How to Manage Money When You're Self-Employed
Going into business for yourself has never been easier. The ability to connect remotely and quickly deliver goods and services to customers across the globe makes going it alone a realistic option for many workers.
But managing your finances can be tricky if you decide to dive into the world of self employment. Short and long term success start with a solid plan for both your business and your personal finances.
6 Steps to Self-Employed Money Management
Whether working as a freelancer or opening a new business, don’t forget to balance your personal financial needs with the needs of your business. Unfortunately, statistics show that many home-based businesses fail often due to poor financial planning. When in doubt, consider these six tips for best managing your money while self-employed.
Prepare for self-employment expenses
From freelance journalist to aspiring real estate mogul, working for yourself is going to come with costs. To the best of your ability, you need to identify those costs and prepare accordingly.
Talk to others in the industry. Do your due diligence. And then consider the personal expenses that may be unique to your situation (child card, gas, licensing fees, dry cleaning, etc.). Ultimately, your new business income should be able to cover these expenses, but when you're starting up you may need to tap into savings while your business grows.
Learn how to keep track of self-employment income
Most self-employed workers have inconsistent income. Some months are good, and others may be lean. Unlike a salary position, or even an hourly job with steady hours, you can't plan on having the same amount to work with every month.
The best way to handle this kind of variance is to figure out a monthly average. Then, if you have a month where you earn more than average, put the extra amount into a savings fund to supplement less lucrative months.

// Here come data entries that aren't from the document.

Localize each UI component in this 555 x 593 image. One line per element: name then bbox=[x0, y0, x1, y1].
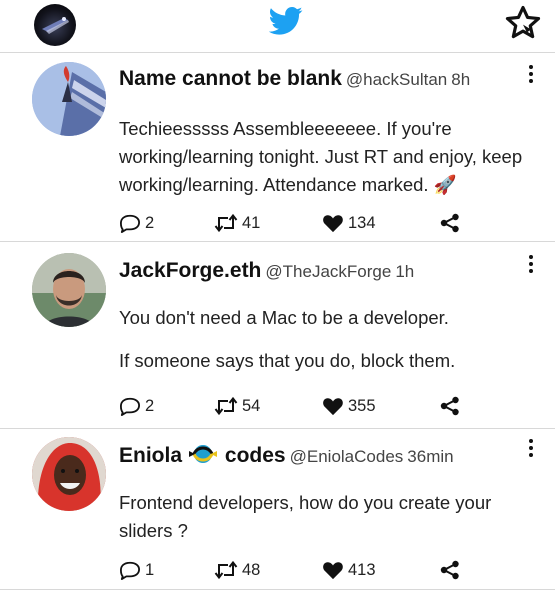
reply-icon bbox=[120, 561, 140, 580]
reply-count: 2 bbox=[145, 396, 155, 415]
heart-icon bbox=[323, 215, 343, 233]
profile-avatar[interactable] bbox=[34, 4, 76, 46]
retweet-count: 54 bbox=[242, 396, 261, 415]
reply-icon bbox=[120, 214, 140, 233]
reply-count: 2 bbox=[145, 213, 155, 232]
retweet-button[interactable]: 54 bbox=[214, 396, 260, 416]
tweet-text: Frontend developers, how do you create y… bbox=[119, 489, 539, 545]
tweet-time: 8h bbox=[451, 70, 471, 89]
tweet-header: JackForge.eth @TheJackForge 1h bbox=[119, 259, 414, 283]
author-name[interactable]: JackForge.eth bbox=[119, 259, 261, 282]
tweet-time: 1h bbox=[395, 262, 415, 281]
like-count: 413 bbox=[348, 560, 376, 579]
retweet-count: 48 bbox=[242, 560, 261, 579]
tweet-actions: 2 54 355 bbox=[119, 396, 539, 418]
divider bbox=[0, 589, 555, 590]
reply-button[interactable]: 1 bbox=[119, 560, 154, 580]
retweet-icon bbox=[214, 213, 238, 233]
like-button[interactable]: 413 bbox=[322, 560, 376, 580]
avatar-graphic bbox=[32, 62, 106, 136]
retweet-count: 41 bbox=[242, 213, 261, 232]
reply-icon bbox=[120, 397, 140, 416]
author-name[interactable]: Eniola bbox=[119, 444, 182, 467]
like-button[interactable]: 355 bbox=[322, 396, 376, 416]
heart-icon bbox=[323, 398, 343, 416]
retweet-button[interactable]: 41 bbox=[214, 213, 260, 233]
author-name-suffix[interactable]: codes bbox=[225, 444, 286, 467]
tweet-header: Eniola codes @EniolaCodes 36min bbox=[119, 443, 454, 468]
like-count: 355 bbox=[348, 396, 376, 415]
like-count: 134 bbox=[348, 213, 376, 232]
tweet-text: Techieesssss Assembleeeeeee. If you're w… bbox=[119, 115, 539, 199]
twitter-bird-icon[interactable] bbox=[269, 6, 303, 36]
share-icon bbox=[440, 396, 459, 416]
reply-button[interactable]: 2 bbox=[119, 396, 154, 416]
author-handle[interactable]: @hackSultan bbox=[346, 70, 447, 89]
author-avatar[interactable] bbox=[32, 62, 106, 136]
heart-icon bbox=[323, 562, 343, 580]
reply-button[interactable]: 2 bbox=[119, 213, 154, 233]
tweet-card[interactable]: JackForge.eth @TheJackForge 1h You don't n… bbox=[0, 242, 555, 428]
tweet-actions: 2 41 134 bbox=[119, 213, 539, 235]
tweet-card[interactable]: Eniola codes @EniolaCodes 36min Frontend d… bbox=[0, 429, 555, 589]
more-options-icon[interactable] bbox=[529, 255, 535, 276]
like-button[interactable]: 134 bbox=[322, 213, 376, 233]
share-button[interactable] bbox=[440, 560, 460, 580]
tweet-text: You don't need a Mac to be a developer. … bbox=[119, 304, 539, 375]
author-handle[interactable]: @TheJackForge bbox=[265, 262, 391, 281]
top-bar bbox=[0, 0, 555, 52]
share-icon bbox=[440, 560, 459, 580]
retweet-icon bbox=[214, 560, 238, 580]
share-button[interactable] bbox=[440, 396, 460, 416]
tweet-time: 36min bbox=[407, 447, 454, 466]
retweet-button[interactable]: 48 bbox=[214, 560, 260, 580]
tweet-paragraph: If someone says that you do, block them. bbox=[119, 350, 456, 371]
author-name[interactable]: Name cannot be blank bbox=[119, 67, 342, 90]
author-avatar[interactable] bbox=[32, 253, 106, 327]
tweet-header: Name cannot be blank @hackSultan 8h bbox=[119, 67, 470, 91]
tweet-actions: 1 48 413 bbox=[119, 560, 539, 582]
share-icon bbox=[440, 213, 459, 233]
tweet-paragraph: You don't need a Mac to be a developer. bbox=[119, 307, 449, 328]
more-options-icon[interactable] bbox=[529, 65, 535, 86]
reply-count: 1 bbox=[145, 560, 155, 579]
author-handle[interactable]: @EniolaCodes bbox=[290, 447, 404, 466]
more-options-icon[interactable] bbox=[529, 439, 535, 460]
avatar-graphic bbox=[32, 437, 106, 511]
avatar-graphic bbox=[32, 253, 106, 327]
emoji-icon bbox=[189, 445, 218, 463]
retweet-icon bbox=[214, 396, 238, 416]
avatar-graphic bbox=[42, 17, 69, 34]
share-button[interactable] bbox=[440, 213, 460, 233]
tweet-paragraph: Techieesssss Assembleeeeeee. If you're w… bbox=[119, 118, 523, 195]
author-avatar[interactable] bbox=[32, 437, 106, 511]
tweet-card[interactable]: Name cannot be blank @hackSultan 8h Techie… bbox=[0, 53, 555, 241]
tweet-paragraph: Frontend developers, how do you create y… bbox=[119, 492, 492, 541]
star-icon[interactable] bbox=[504, 4, 542, 42]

The key to it all is consistent tracking and recordkeeping. If you're new to bookkeeping, you may want to invest in some software to help you keep track of who owes you what, when it was received, and where it went.
Understand the tax implications
One of the perks of having a job and letting someone else be the boss, is that half of your Social Security and Medicare taxes are typically covered by your employer. When you are your own boss, you need to pay those taxes in full, on your own.
There are plenty of other changes to consider when it comes to preparing and paying your taxes while self-employed. The biggest change may simply be that no one is automatically withholding your tax payment anymore, and now you're responsible to build those taxes into your budget and pay them on time, either quarterly or annually. The worst thing you can do is not prepare at all and find yourself with an enormous tax bill in the spring.
Keep accurate records
Organization makes a huge difference when running your own business, big or small. Make sure your paperwork is completed and filed as needed, particularly when billing clients or customers. Keep in mind that many companies can take several weeks to process invoices, so keeping a calendar of incoming and outgoing payments can helpful.
Be sure to keep copies of all receipts for tax time. And because you never know when a chance to network will arise, keep business cards handy and any customer spaces (both online and in real life) tidy, accessible, and up-to-date.
Get legal help when needed
Consider working with a lawyer who can help you with necessary, and sometimes complex, legal matters. You should also contact your insurance agent to make sure you have appropriate coverage when starting a business, scaling your business, or adding new services.
Avoid relying on credit cards
Borrowing from a credit card can quickly lead to costly trouble. If you need to use a credit card for business expenses, open an account specifically for that purpose. If you need money to launch your business, consider a small business loan instead.